La veuve du fusillé/Pichio |
La
sonnerie du téléphone retentit toujours et sans arrêt. Je pris pourtant mon
temps pour savourer cette fraîche douche qui se repent sur ma peau en un filet
transparent. L´odeur et les effluves du gel de bain éveille mes sens olfactifs.

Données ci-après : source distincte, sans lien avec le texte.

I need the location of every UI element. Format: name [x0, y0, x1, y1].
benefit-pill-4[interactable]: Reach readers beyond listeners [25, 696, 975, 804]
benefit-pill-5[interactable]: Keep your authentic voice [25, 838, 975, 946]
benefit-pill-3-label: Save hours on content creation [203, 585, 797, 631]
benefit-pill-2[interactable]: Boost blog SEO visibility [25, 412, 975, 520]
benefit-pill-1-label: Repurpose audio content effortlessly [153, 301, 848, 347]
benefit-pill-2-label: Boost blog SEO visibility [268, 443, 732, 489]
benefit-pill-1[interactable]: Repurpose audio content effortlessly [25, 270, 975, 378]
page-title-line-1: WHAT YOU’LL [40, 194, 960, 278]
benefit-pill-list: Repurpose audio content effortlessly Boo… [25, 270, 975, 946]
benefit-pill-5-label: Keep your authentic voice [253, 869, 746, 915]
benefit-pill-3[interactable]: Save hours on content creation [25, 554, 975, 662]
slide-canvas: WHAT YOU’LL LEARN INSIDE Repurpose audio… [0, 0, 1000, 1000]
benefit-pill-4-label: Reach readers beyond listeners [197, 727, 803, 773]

Je pris mon temps pour oindre mon corps de ma lotion O´ttentika. Cette odeur de
noix de karité toute pleine de sève qui s´en dégage me réjouit toujours. Je
décidais de sortir de la cabine de bain lorsque la sonnerie du téléphone
repris de plus belle. Je happe à la sauvette ma robe de nuit et noua par-dessus
à la va-vite le manteau assortie. J´arrache presque le combiné de la main de
Sainta qui venait de faire son entrée dans le salon.
-
Hallo Mme Betoudji?
Nous voulons vous demander de passer à la morgue identifier un corps qui serait
d´après les documents celui de votre mari.
-
…
-
Hallo Mme !?!
Etes-vous encore là au bout du fil ?
L´idiot
du service des urgences de la morgue de l´hôpital central ! Comment a-t-il
était aussi sans cœur? Le sol s´était
dérobé sous mes pieds. Le combiné m´a échappé des mains et moi-même j´ai failli
me briser le crâne sur le rebord de la baignoire si ma fille aînée Sainta
n´avait été rapide dans ses mouvements.
J´appelais
mon chauffeur et trente minutes après nous sommes aux urgences. Là, gisant au
sol à mes pieds. Mais vraiment sur le sol nu, mon mari, mon bien aimé,
dépouillé de ses habits, un grand trou sur la tempe et un autre dans le ventre.
On a tiré sur lui à bout portant emportant sa nouvelle voiture. Une BMW X5. Il
venait de l´acquérir il y a une semaine. Il était fier d´être le seul à l´avoir
dans la ville. Je vois encore le tour inaugural : nous sortîmes de chez
nous par le rond point de l´Union direction la Présidence de la République
puis, nous virâmes à droite pour revenir sur l´avenue Charles De Gaulle. Là,
nous nous assîmes aux Glaciers pour siroter un jus d´ananas sans sucre. Comme
tu l´aimes. Je voulus faire mes emplettes dans le supermarché en face mais tu
insistas pour déposer avec ta BMW.
«Juste 50m de l´autre côté de la route. Mais
voyons chéri! J´aurais pu le faire à pieds» t´avais-je dit.
«Non Mme! On monte et on ne discute pas»
rétorquas-tu avec un clin d´œil. Tu me pris par la taille. Tu me fis franchir
le rebord de la porte d´entrée, happa un chariot au passage avec ta main
droite. Sous le regard accusateur des autres hommes du supermarché, tu poussas
nos achats jusqu´à ta voiture, m´ouvrit la portière, m´installa avant de
revenir charger les courses dans l´arrière du véhicule. C´était le plus beau
jour de ma vie depuis que tu as décidé d´avoir une maîtresse. Cette fille dont
l´âge aurait pu être celle de notre fille Sainta.